Before long, the not-for-profit Kaiser Foundation Health Plan needed a full service hospital in Vallejo. So, on April 1, 1947, Kaiser Permanente re-opened the 250-bed Vallejo Community Hospital as its own, having first leased it as surplus property from the Federal Works Agency. Later, it bought the hospital at the site where Kaiser Permanente’s Vallejo Medical Center remains to this day.
“This…marks the beginning of efforts now underway by the Kaiser organization to offer Permanente Foundation facilities to all groups interested in complete prepaid medicine,” the July 1945 announcement read. The existing facilities were those on the Home Front of World War II serving Henry Kaiser’s shipyards and steel mill. They were in Richmond, Oakland, and Fontana in California and in Vancouver in Washington state.
Kaiser Permanente's Oakland Medical Center started with rebuilding of the burned out shell of a former hospital, seen here in 1942 with Dr. Sidney R. Garfield, at right, and Ned Dobbs, liaison between physicians and the architects.
A few days later, Clyde F. Diddle, administrator of the Oakland Medical Center, told the San Francisco Chronicle that the Oakland hospital was being opened to the public under four principles: prepayment, group medical practice, adequate facilities, and “a new medical economy.”
“This ‘new economy,’ strongly opposed in part by some factions favoring the traditional family physician-patient relationship, follows the old Chinese practice of paying the physician while you are well,” the Chronicle said.
Added Diddle, “We offer medical service from nasal spray to surgery—and all under one roof. The important thing is that there are no barriers to early treatment. …Patients are encouraged to come in early…”
The Chronicle article also reported that Henry Kaiser was preparing a proposal for Congress to establish a nationwide system of voluntary prepaid medical care. This would be the first of many continuing efforts to support Sidney Garfield’s dream of health care for all Americans that have continued to the present day.

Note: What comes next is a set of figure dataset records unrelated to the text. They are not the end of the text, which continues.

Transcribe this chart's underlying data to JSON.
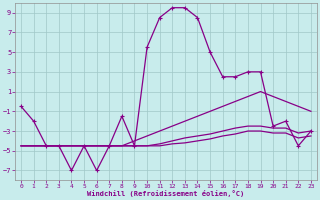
{
  "xlabel": "Windchill (Refroidissement éolien,°C)",
  "background_color": "#c8ecec",
  "grid_color": "#a0c8c8",
  "line_color": "#880088",
  "xlim": [
    -0.5,
    23.5
  ],
  "ylim": [
    -8,
    10
  ],
  "xticks": [
    0,
    1,
    2,
    3,
    4,
    5,
    6,
    7,
    8,
    9,
    10,
    11,
    12,
    13,
    14,
    15,
    16,
    17,
    18,
    19,
    20,
    21,
    22,
    23
  ],
  "yticks": [
    -7,
    -5,
    -3,
    -1,
    1,
    3,
    5,
    7,
    9
  ],
  "hours": [
    0,
    1,
    2,
    3,
    4,
    5,
    6,
    7,
    8,
    9,
    10,
    11,
    12,
    13,
    14,
    15,
    16,
    17,
    18,
    19,
    20,
    21,
    22,
    23
  ],
  "curve_main": [
    -0.5,
    -2.0,
    -4.5,
    -4.5,
    -7.0,
    -4.5,
    -7.0,
    -4.5,
    -1.5,
    -4.5,
    5.5,
    8.5,
    9.5,
    9.5,
    8.5,
    5.0,
    2.5,
    2.5,
    3.0,
    3.0,
    -2.5,
    -2.0,
    -4.5,
    -3.0
  ],
  "curve_a": [
    -4.5,
    -4.5,
    -4.5,
    -4.5,
    -4.5,
    -4.5,
    -4.5,
    -4.5,
    -4.5,
    -4.0,
    -3.5,
    -3.0,
    -2.5,
    -2.0,
    -1.5,
    -1.0,
    -0.5,
    0.0,
    0.5,
    1.0,
    0.5,
    0.0,
    -0.5,
    -1.0
  ],
  "curve_b": [
    -4.5,
    -4.5,
    -4.5,
    -4.5,
    -4.5,
    -4.5,
    -4.5,
    -4.5,
    -4.5,
    -4.5,
    -4.5,
    -4.3,
    -4.0,
    -3.7,
    -3.5,
    -3.3,
    -3.0,
    -2.7,
    -2.5,
    -2.5,
    -2.7,
    -2.7,
    -3.2,
    -3.0
  ],
  "curve_c": [
    -4.5,
    -4.5,
    -4.5,
    -4.5,
    -4.5,
    -4.5,
    -4.5,
    -4.5,
    -4.5,
    -4.5,
    -4.5,
    -4.5,
    -4.3,
    -4.2,
    -4.0,
    -3.8,
    -3.5,
    -3.3,
    -3.0,
    -3.0,
    -3.2,
    -3.2,
    -3.7,
    -3.5
  ]
}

These historic events are honored today by the Rosie the Riveter/World War II Home Front National Historical Park in Richmond, which includes historic sites of the wartime medical care program. Notes National Park Service interpretative materials: “Today, prepaid medical care is central to American culture—it is a legacy of the WWII Home Front.”
Forecasts in 1945 projected eventually serving about 25,000 people in Vallejo. Today, the Vallejo Medical Centers serves about 10 times that number in California’s Napa and Solano counties alone. The entire Kaiser Permanente multi-state program serves 8.6 million members.
The “official” date for Kaiser Permanente’s opening to the public became Oct. 1, 1945, but the work got under way in earnest starting in July.